As we have often pointed out, the metaphors of “right” and “left” to describe political positions are quite inadequate. In fact, the extreme right and the extreme left often resemble each other.
Fascism is considered to be on the right, and Communism is considered to be on the left. But they are both forms of socialism, collectivism, and totalitarianism.
Marxism is for leftists. But you can also approach Marxism from the right.
So observes Michael Lucchese in Revanchist Revolutionaries published in Law & Liberty. He is reviewing A Paleoconservative Anthology and concludes,
Unfortunately, though, there is nothing conservative about today’s paleoconservatism. With its emphasis on class warfare, racial grievance, and power politics, it is an ideology better understood as a right-wing form of Marxism.
Read the whole review for examples.
As some conservatives focus on class conflict, champion the working class against the rich, throw out democracy, and condemn capitalism, this makes a certain amount of sense. We have posted about something similar, with the old-school Marxists of Spiked! magazine defending Donald Trump and attacking woke progressives. (After all, those “post-Marxists” who substitute racial and gender and sexual identity conflict for Marx’s economic class conflict, are unorthodox heretics to the glorious ideology of the proletariat. Especially since in their mind so many of today’s self-described leftists are affluent bourgeois posers.)

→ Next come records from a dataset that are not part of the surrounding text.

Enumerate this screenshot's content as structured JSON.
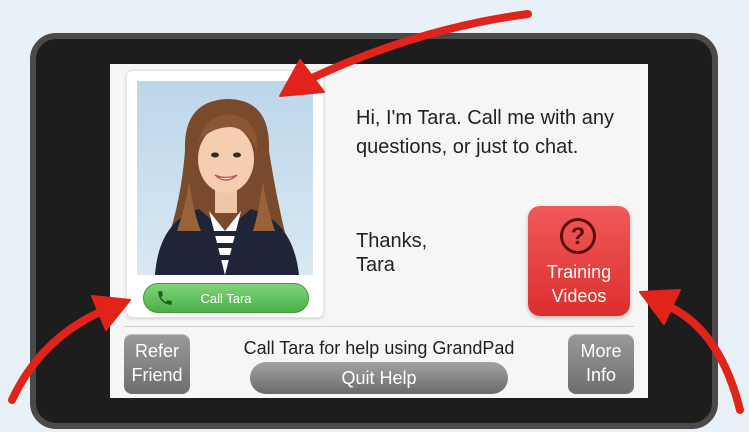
{
  "profile": {
    "message": "Hi, I'm Tara. Call me with any questions, or just to chat.",
    "sign_line1": "Thanks,",
    "sign_line2": "Tara",
    "call_label": "Call Tara"
  },
  "training_button": {
    "line1": "Training",
    "line2": "Videos",
    "icon_glyph": "?"
  },
  "footer": {
    "help_text": "Call Tara for help using GrandPad",
    "refer_line1": "Refer",
    "refer_line2": "Friend",
    "more_line1": "More",
    "more_line2": "Info",
    "quit_label": "Quit Help"
  },
  "colors": {
    "call_green": "#4cb048",
    "training_red": "#e03a3a",
    "annotation_red": "#e2231a",
    "bezel": "#1d1d1d"
  },
  "icons": [
    "phone-icon",
    "question-mark-icon",
    "annotation-arrow"
  ]
}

And in the course of a story on how Nicaragua’s President Daniel Ortega and his Sandinistas have launched an intense persecution of the Catholic Church–entitled Alarming Similarities Between Nicaragua and the New Right Emerge on Religious Liberty–Andrea Picciotti-Bayer says this:
A group of “New Right” academics and media personalities blame the American tradition of individual liberty, limited government, and free markets for our social ills. They propose a “postliberal order” that, we are told, will advance the common good. Their desire to subordinate individual freedoms and economic activity to the will of the state is, according to at least one recent critique, closer to Marxism than to the mainstream American political tradition. Of course, these “post-liberals” are not supporting the Nicaraguan government. But there is a strange glint in their eyes when they invoke the “common good,” and one can’t help but worry that their plan for regime change would ultimately turn in toward a 21st-century version of National Socialism.
Granted, there was a time when senior prelates of the Catholic Church lent their support to authoritarian regimes that advanced ostensibly Christian aims. After all, the notion of “Christendom” essentially refers to long-defunct Catholic monarchies for whom democracy was abhorrent and who did not recognize the concept of human rights. But during the 20th century, the Church discovered that supposedly pro-Christian dictatorships, mostly on the right but sometimes on the left, would turn viciously on any Catholics who challenged their tyranny.
This experience led the Church to declare explicitly at the Second Vatican Council that freedom of religion is essential to the dignity of the human person. To put it simply, there is no such thing as authoritarianism for the common good.
Integralists and theocrats need to contemplate that last sentence.